In a similar vein, Frønes and Narvhus (2012) discuss reading literacy and students’ ability to critically assess the adequacy and credibility of online resources, emphasizing the importance of work aimed at increasing this ability in the classroom. Young learners lack the background experience of adults, and tend to be more naïve to what they perceive to constitute reliable sources (number of “likes”, clicks, etc.). It is thus essential that teachers encourage students to always ask questions and compare sources. It may be OK to use Wikipedia as an easy-to-use starting point for locating information, but what do other independent sources say? And which sources can we trust? For instance, can sources be affected by special interests – do they aim to influence us out of particular commercial or social interests? How many sources do we need to check before we can confirm the reliability of data with reasonable certainty?

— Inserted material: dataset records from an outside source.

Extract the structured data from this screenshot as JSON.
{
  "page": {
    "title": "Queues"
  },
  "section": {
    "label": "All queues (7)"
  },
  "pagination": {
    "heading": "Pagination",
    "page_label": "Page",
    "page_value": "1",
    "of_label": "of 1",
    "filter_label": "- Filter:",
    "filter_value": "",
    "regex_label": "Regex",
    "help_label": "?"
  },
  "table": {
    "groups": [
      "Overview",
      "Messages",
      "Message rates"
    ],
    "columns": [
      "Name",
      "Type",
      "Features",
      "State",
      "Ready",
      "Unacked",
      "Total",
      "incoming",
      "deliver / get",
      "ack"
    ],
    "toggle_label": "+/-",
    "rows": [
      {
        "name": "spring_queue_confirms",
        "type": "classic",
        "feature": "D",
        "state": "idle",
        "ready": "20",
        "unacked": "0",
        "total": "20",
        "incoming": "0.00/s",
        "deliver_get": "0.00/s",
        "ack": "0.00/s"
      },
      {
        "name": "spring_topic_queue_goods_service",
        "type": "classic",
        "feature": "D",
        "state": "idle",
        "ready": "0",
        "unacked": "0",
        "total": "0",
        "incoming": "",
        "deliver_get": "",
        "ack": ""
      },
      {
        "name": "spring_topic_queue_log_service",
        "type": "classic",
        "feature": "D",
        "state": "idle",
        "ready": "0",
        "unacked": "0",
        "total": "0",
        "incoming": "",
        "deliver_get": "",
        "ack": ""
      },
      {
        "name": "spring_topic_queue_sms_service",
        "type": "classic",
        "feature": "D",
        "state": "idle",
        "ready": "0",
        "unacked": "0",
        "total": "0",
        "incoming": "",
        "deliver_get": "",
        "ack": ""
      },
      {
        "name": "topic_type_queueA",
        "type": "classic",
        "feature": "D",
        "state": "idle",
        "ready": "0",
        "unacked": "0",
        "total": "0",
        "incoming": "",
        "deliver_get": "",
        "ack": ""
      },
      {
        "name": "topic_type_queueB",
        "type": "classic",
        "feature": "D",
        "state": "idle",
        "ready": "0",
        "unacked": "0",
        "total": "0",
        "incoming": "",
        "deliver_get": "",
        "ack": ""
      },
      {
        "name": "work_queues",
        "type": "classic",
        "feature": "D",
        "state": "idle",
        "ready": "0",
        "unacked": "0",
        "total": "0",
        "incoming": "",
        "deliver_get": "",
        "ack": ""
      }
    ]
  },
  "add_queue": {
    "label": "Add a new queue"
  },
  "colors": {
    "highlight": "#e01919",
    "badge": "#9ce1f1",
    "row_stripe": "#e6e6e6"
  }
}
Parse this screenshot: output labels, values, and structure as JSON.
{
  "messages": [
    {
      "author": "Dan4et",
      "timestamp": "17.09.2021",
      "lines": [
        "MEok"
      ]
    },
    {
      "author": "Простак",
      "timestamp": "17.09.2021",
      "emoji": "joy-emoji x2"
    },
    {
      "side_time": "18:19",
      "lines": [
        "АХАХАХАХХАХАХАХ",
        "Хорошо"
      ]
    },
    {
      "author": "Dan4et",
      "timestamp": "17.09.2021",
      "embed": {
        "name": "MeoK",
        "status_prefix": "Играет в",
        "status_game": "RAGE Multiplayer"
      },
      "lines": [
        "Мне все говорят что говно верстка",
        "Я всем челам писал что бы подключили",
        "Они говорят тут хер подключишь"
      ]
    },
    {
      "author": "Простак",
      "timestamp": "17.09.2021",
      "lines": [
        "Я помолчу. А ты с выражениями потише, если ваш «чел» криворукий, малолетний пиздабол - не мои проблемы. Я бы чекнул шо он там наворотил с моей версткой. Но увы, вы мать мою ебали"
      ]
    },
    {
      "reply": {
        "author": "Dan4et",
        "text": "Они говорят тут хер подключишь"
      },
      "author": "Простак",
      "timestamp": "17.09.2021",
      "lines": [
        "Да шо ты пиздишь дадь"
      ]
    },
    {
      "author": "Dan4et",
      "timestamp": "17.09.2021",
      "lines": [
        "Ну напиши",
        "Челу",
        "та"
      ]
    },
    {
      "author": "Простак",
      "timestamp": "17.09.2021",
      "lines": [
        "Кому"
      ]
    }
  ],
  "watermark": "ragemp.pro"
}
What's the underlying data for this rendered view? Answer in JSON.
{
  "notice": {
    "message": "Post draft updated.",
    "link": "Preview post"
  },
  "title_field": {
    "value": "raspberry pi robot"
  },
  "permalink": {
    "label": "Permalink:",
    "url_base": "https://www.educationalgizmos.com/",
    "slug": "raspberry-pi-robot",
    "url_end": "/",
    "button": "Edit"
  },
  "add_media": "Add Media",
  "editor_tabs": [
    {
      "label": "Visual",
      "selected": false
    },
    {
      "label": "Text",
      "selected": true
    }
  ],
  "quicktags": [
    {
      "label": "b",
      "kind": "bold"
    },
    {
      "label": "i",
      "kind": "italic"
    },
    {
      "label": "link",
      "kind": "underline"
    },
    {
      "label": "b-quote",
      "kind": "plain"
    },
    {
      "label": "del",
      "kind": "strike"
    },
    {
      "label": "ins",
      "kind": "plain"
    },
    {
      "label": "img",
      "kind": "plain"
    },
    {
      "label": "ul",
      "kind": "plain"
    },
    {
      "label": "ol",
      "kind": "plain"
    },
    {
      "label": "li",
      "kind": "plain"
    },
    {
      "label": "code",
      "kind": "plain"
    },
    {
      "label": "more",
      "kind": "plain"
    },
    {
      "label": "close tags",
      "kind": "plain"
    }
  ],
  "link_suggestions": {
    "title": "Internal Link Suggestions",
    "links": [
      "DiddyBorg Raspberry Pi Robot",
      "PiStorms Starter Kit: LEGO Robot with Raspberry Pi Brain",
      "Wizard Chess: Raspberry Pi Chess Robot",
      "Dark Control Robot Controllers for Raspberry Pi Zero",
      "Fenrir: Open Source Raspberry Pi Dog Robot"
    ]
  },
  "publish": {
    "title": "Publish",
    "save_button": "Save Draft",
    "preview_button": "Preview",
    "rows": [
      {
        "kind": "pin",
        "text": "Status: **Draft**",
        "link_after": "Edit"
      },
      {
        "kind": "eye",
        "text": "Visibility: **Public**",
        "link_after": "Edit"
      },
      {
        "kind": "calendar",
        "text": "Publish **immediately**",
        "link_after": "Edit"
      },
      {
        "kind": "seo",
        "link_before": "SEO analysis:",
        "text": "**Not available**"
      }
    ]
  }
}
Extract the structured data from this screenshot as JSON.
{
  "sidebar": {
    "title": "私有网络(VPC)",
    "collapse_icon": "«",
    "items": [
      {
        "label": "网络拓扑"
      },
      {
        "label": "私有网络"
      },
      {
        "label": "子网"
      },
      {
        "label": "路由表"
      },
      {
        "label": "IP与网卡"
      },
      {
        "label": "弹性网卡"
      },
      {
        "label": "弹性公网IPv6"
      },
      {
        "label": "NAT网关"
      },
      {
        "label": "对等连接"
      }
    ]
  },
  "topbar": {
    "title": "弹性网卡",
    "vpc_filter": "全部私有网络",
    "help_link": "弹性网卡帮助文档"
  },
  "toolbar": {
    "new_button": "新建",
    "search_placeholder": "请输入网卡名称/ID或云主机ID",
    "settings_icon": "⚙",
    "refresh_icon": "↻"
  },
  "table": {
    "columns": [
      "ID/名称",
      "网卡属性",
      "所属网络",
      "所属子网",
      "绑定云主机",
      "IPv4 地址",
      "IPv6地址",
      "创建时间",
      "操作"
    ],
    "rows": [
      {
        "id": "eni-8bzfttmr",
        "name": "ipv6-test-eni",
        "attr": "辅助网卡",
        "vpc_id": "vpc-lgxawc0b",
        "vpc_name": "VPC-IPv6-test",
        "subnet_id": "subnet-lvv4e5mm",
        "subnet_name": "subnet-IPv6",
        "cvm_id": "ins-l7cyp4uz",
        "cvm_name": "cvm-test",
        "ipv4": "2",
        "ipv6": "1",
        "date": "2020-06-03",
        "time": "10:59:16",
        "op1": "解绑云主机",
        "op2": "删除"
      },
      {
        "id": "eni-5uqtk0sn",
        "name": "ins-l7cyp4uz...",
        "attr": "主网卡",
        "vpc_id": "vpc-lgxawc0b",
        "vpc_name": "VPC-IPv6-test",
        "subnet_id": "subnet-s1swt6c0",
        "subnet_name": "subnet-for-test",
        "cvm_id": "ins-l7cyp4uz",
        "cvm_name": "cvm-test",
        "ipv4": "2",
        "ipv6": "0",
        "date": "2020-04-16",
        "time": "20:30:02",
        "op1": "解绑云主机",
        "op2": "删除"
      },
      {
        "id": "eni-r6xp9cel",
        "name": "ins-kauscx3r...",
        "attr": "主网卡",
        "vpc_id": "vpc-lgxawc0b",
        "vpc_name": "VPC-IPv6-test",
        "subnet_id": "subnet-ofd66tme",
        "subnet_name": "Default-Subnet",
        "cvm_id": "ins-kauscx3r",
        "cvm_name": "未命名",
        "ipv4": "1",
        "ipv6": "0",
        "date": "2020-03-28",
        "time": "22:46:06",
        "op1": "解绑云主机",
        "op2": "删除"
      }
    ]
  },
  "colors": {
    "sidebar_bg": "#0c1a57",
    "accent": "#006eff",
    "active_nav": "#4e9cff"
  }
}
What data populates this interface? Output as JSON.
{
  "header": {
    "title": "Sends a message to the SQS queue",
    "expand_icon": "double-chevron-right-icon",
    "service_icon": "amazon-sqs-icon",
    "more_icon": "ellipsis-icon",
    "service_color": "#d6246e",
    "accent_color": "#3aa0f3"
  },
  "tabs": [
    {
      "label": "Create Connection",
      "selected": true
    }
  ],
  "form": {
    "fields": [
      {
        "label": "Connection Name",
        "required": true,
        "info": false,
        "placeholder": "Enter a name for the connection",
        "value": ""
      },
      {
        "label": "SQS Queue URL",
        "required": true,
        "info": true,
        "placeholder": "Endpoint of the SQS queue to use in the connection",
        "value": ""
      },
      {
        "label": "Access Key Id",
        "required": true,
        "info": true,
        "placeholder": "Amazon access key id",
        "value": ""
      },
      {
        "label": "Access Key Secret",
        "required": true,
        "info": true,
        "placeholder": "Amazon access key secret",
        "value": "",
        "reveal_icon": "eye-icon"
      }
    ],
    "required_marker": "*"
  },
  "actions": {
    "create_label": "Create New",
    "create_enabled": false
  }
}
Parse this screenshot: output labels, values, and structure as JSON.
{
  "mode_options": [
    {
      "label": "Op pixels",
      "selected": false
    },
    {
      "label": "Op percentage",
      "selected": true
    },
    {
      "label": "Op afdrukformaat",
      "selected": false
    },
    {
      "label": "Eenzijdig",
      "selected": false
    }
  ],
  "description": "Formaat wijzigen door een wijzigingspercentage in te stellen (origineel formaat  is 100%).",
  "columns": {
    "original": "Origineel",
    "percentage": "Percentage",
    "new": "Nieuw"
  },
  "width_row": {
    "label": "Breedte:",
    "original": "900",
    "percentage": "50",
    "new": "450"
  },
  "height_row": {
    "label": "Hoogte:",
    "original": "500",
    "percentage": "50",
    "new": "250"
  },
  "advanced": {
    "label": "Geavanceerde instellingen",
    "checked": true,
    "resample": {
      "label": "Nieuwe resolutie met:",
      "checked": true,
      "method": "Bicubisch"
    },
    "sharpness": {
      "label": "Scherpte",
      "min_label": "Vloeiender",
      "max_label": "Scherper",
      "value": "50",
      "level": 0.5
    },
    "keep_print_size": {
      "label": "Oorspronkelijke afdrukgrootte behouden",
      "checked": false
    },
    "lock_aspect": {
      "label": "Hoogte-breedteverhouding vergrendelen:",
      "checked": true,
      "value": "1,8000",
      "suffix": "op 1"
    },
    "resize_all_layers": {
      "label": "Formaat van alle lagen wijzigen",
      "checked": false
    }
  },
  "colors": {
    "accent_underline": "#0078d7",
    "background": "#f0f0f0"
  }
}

I never cease asking those important questions!
Developing young learners’ ability to critically assess credibility is a process; it requires that teachers revisit the topic at regular intervals and always encourage students to be above all inquisitive. Information posted on the internet may be manipulated – pictures can lie – and authors and sites may provide information out of self-interest. Also trustworthy sites can be hacked and manipulated, and this poses even more stringent demands on students’ ability to compare and contrast sources.
Developing a critical stance towards sources takes time; it is not something which is achieved by addressing such issues once or twice in class. But why not utilize such matters as an excellent opportunity for facilitating authentic conversations in the target language in the ESL classroom? Sociocultural theories of learning promote conversation as the medium for all learning (Thornbury & Slade, 2006, p. 2), for examining values, attitudes and beliefs. In short – let’s keep talking about it.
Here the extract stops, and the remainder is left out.